Como remedio a la codicia y a la ambición, Jesús propone ponerse al servicio de los demás, recordó Monseñor Sergio

El Prelado señaló que en el evangelio Jesús no se opone a al deseo de ser el primero, sino que propone “una vía nueva para realizarlo, diferente de la mentalidad y de los poderes del mundo: no a costa de los demás, sino a favor de los demás”

“Y les dijo: «Él que quiere ser el primero, debe hacerse el último de todos y el servidor de todos»”.

En su homilía de este domingo, Monseñor Sergio habló del sentido evangélico de la autoridad y dejó claro que “en la Iglesia el que quiere ser el primero debe hacerse el último de todos y el servidor de todos, siguiendo el ejemplo de Jesús que, siendo Hijo de Dios, se ha despojado de su divinidad para hacerse uno de nosotros y ponerse al servicio de todos”.

El Arzobispo de Santa Cruz señaló que las exigencias que Jesús pone para aquellos que quieren ser sus discípulos, pueden hacer surgir en nosotros una pregunta: “¿Es que Jesús condena, con estas palabras, el deseo de sobresalir, de hacer grandes cosas en la vida, de dar lo mejor de uno, y privilegia en cambio la dejadez, la mediocridad, la pasividad y el ‘no importismo’?”  y en ese sentido, agregó que “no es esto lo que quiere decirnos Jesús, porque al afirmar: «Si uno quiere ser el primero…», da a entender que es posible querer ser el primero, pero presenta una vía nueva para realizarlo, diferente de la mentalidad y de los poderes del mundo: no a costa de los demás, sino a favor de los demás.  Por eso añade: el primero «…sea el último de todos y el servidor de todos».

Enfatizó que “Hay mucha diversidad entre una y la otra forma de sobresalir: la voluntad mundana de poder promueve una situación en la que uno se impone y los demás sirven; donde sólo uno sale vencedor y todos los demás derrotados y donde uno domina y los demás son dominados.

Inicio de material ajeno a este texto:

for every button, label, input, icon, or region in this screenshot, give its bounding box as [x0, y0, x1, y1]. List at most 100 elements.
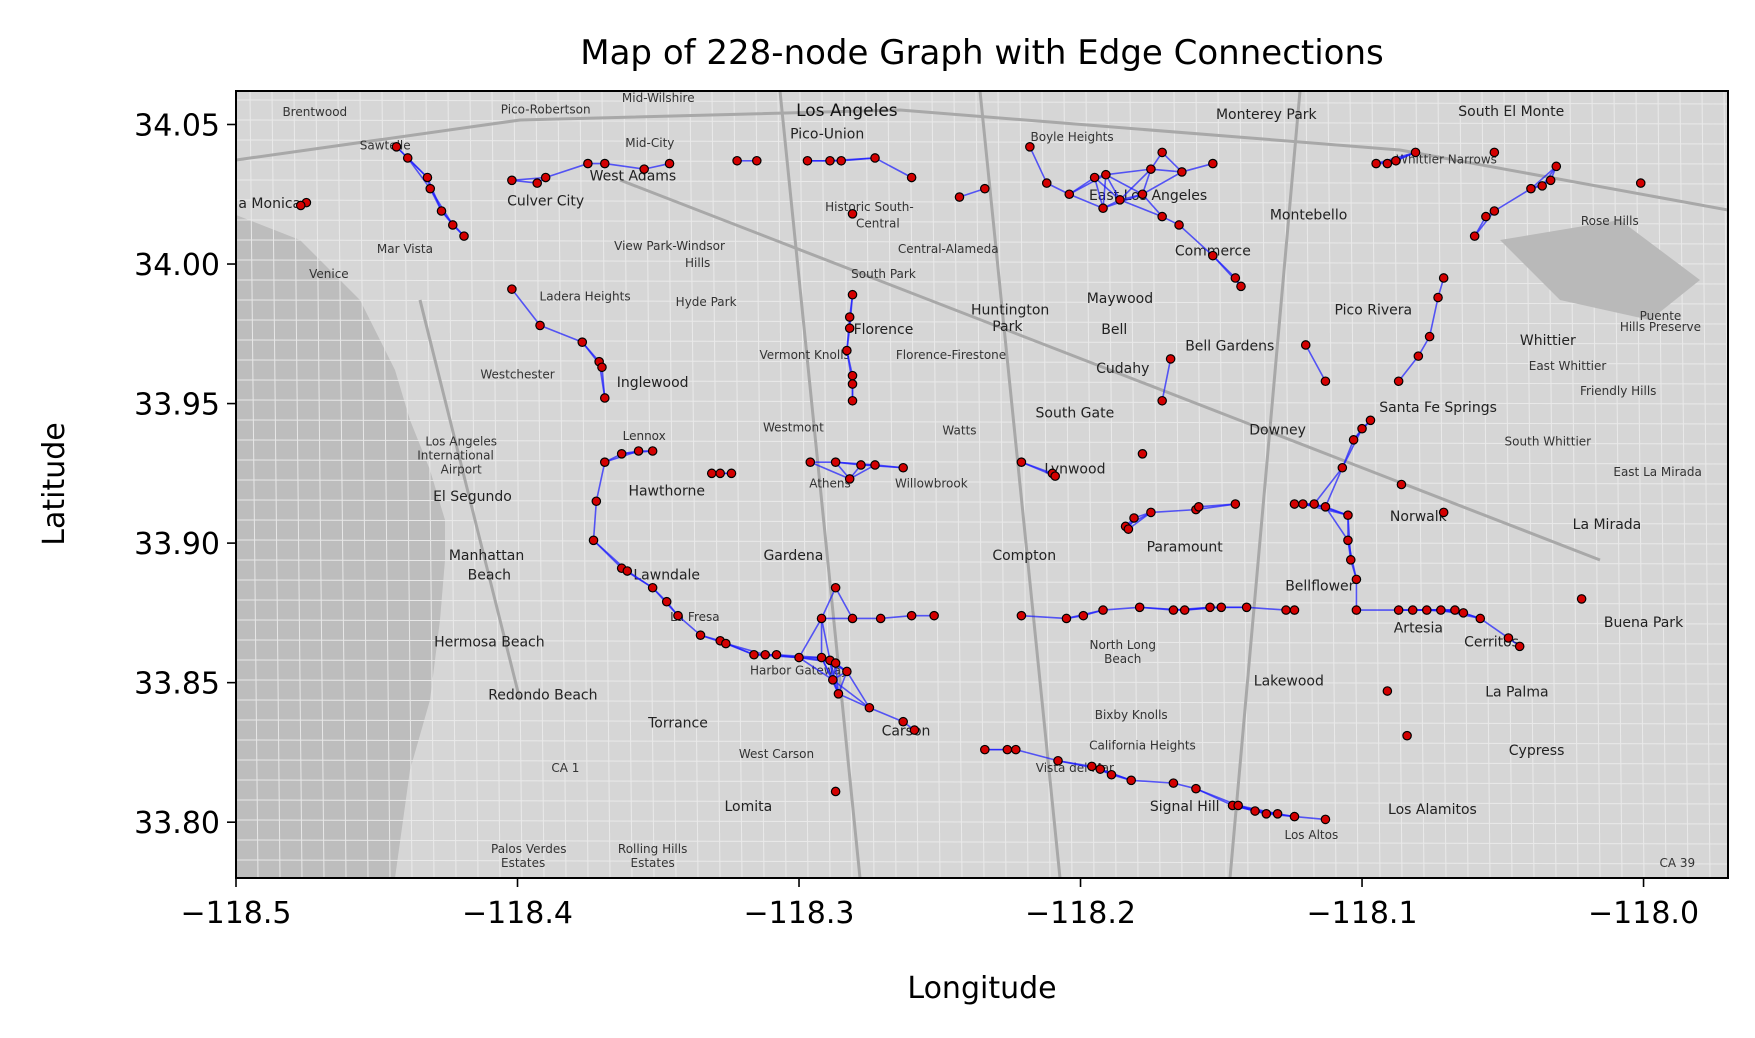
graph-node	[1134, 602, 1145, 613]
map-area[interactable]: Los Angeles Brentwood Pico-Robertson Mid-Wi…	[235, 90, 1732, 879]
graph-node	[1236, 281, 1246, 292]
graph-edge	[809, 461, 851, 480]
graph-edge	[592, 501, 598, 541]
graph-edge	[1324, 506, 1349, 541]
place-label: Lynwood	[1044, 461, 1105, 477]
graph-node	[1433, 292, 1443, 303]
graph-node	[616, 449, 627, 459]
graph-node	[1289, 811, 1300, 822]
graph-node	[1216, 602, 1227, 613]
graph-edge	[1142, 171, 1183, 195]
graph-node	[1514, 641, 1525, 652]
graph-edge	[1068, 174, 1107, 195]
place-label: Carson	[882, 724, 931, 740]
x-tick-label: −118.1	[1307, 896, 1418, 931]
place-label: Florence-Firestone	[896, 348, 1006, 362]
place-label: Historic South-	[825, 200, 914, 214]
graph-edge	[677, 615, 702, 636]
graph-edge	[1428, 297, 1439, 337]
place-label: International	[417, 448, 494, 462]
place-label: Hills	[685, 256, 710, 270]
graph-node	[1545, 175, 1556, 186]
graph-edge	[834, 587, 854, 619]
graph-node	[842, 345, 852, 356]
graph-node	[771, 649, 782, 660]
chart-title: Map of 228-node Graph with Edge Connecti…	[580, 33, 1383, 73]
place-label: Whittier	[1520, 333, 1576, 349]
graph-node	[980, 744, 990, 755]
graph-node	[1177, 167, 1187, 177]
graph-node	[715, 468, 725, 479]
place-label: Montebello	[1270, 207, 1347, 223]
graph-node	[830, 582, 841, 593]
graph-node	[1320, 814, 1331, 825]
graph-node	[1098, 605, 1108, 615]
graph-node	[1393, 376, 1404, 387]
place-label: Vermont Knolls	[760, 348, 850, 362]
graph-node	[1410, 147, 1421, 158]
graph-edge	[1105, 168, 1152, 176]
graph-node	[1241, 602, 1252, 613]
place-label: South Whittier	[1505, 434, 1592, 448]
place-label: Gardena	[763, 548, 823, 564]
graph-edge	[511, 288, 541, 326]
graph-node	[599, 393, 610, 403]
graph-node	[1168, 605, 1179, 615]
graph-node	[1272, 809, 1283, 819]
graph-node	[1469, 231, 1480, 241]
graph-edge	[1530, 165, 1557, 190]
place-label: Lakewood	[1254, 673, 1324, 689]
graph-node	[856, 460, 866, 470]
graph-edge	[1181, 162, 1214, 173]
graph-node	[1320, 502, 1331, 512]
place-label: Athens	[809, 476, 851, 490]
graph-node	[816, 613, 827, 624]
graph-node	[706, 468, 717, 479]
place-label: Paramount	[1147, 539, 1224, 555]
place-label: Hills Preserve	[1620, 320, 1701, 334]
graph-node	[1320, 376, 1331, 387]
graph-node	[870, 460, 880, 470]
graph-node	[794, 652, 804, 663]
graph-node	[1146, 507, 1156, 518]
graph-node	[1481, 211, 1491, 222]
graph-node	[577, 337, 588, 347]
graph-node	[898, 716, 908, 727]
place-label: Hermosa Beach	[434, 634, 545, 650]
place-label: South Park	[851, 267, 916, 281]
graph-node	[1041, 178, 1052, 188]
place-label: Buena Park	[1604, 615, 1684, 631]
graph-node	[1064, 189, 1075, 200]
graph-node	[1357, 423, 1367, 434]
graph-node	[633, 446, 644, 456]
graph-node	[844, 312, 855, 322]
place-label: Santa Fe Springs	[1379, 400, 1497, 416]
place-label: Bixby Knolls	[1095, 708, 1168, 722]
graph-node	[1298, 499, 1308, 509]
place-label: Airport	[441, 462, 482, 476]
place-label: East Whittier	[1529, 359, 1607, 373]
place-label: Bell Gardens	[1185, 339, 1274, 355]
x-tick-label: −118.3	[744, 896, 855, 931]
graph-node	[1233, 800, 1243, 811]
graph-node	[1475, 613, 1486, 624]
graph-edge	[1398, 355, 1419, 382]
place-label: Los Alamitos	[1388, 802, 1477, 818]
place-label: Westchester	[480, 367, 554, 381]
graph-node	[844, 474, 855, 484]
graph-node	[830, 786, 841, 797]
place-label: Los Angeles	[796, 101, 898, 121]
graph-node	[827, 675, 838, 685]
place-label: View Park-Windsor	[614, 239, 725, 253]
place-label: Mar Vista	[377, 242, 433, 256]
place-label: Venice	[309, 267, 349, 281]
graph-node	[1407, 605, 1418, 615]
graph-node	[1016, 610, 1027, 621]
graph-node	[929, 610, 939, 621]
graph-node	[1382, 158, 1393, 169]
graph-node	[647, 446, 658, 456]
graph-node	[1089, 172, 1100, 183]
place-label: North Long	[1090, 638, 1156, 652]
place-label: Lomita	[724, 799, 772, 815]
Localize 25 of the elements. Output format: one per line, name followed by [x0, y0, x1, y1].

De esta forma de entender el sobresalir y de ser el primero, han surgido dictadores, luchas fratricidas y guerras, como testimonia la historia”.

En esa misma línea y a tiempo de recordar el ejemplo de tantos santos que han seguido las huellas de Jesús como la Hermana Nazaria Ignacia, Mons. Oscar Arnulfo Romero y el Papa Pablo VI que serán canonizados el 14 de octubre en Roma, señaló que “como remedio a la codicia y a la ambición, Jesús propone ponerse al servicio de los demás, sembrando justicia, amor y paz. En el servicio, todos nos beneficiamos de los talentos y capacidades de cada uno. Al sobresalir en el servicio, hacemos grandes a los demás y más que ensalzarnos por encima de los demás, nos elevamos todos juntos”.

“Tanto en la Iglesia como en la sociedad toda autoridad está llamada a ponerse al servicio de todos los demás, de la comunidad y del pueblo, en particular de los necesitados y abandonados. Pero, esta vocación de servicio que hoy nos propone Jesús, no vale solo para las autoridades, sino para toda la comunidad eclesial y para todo cristiano”.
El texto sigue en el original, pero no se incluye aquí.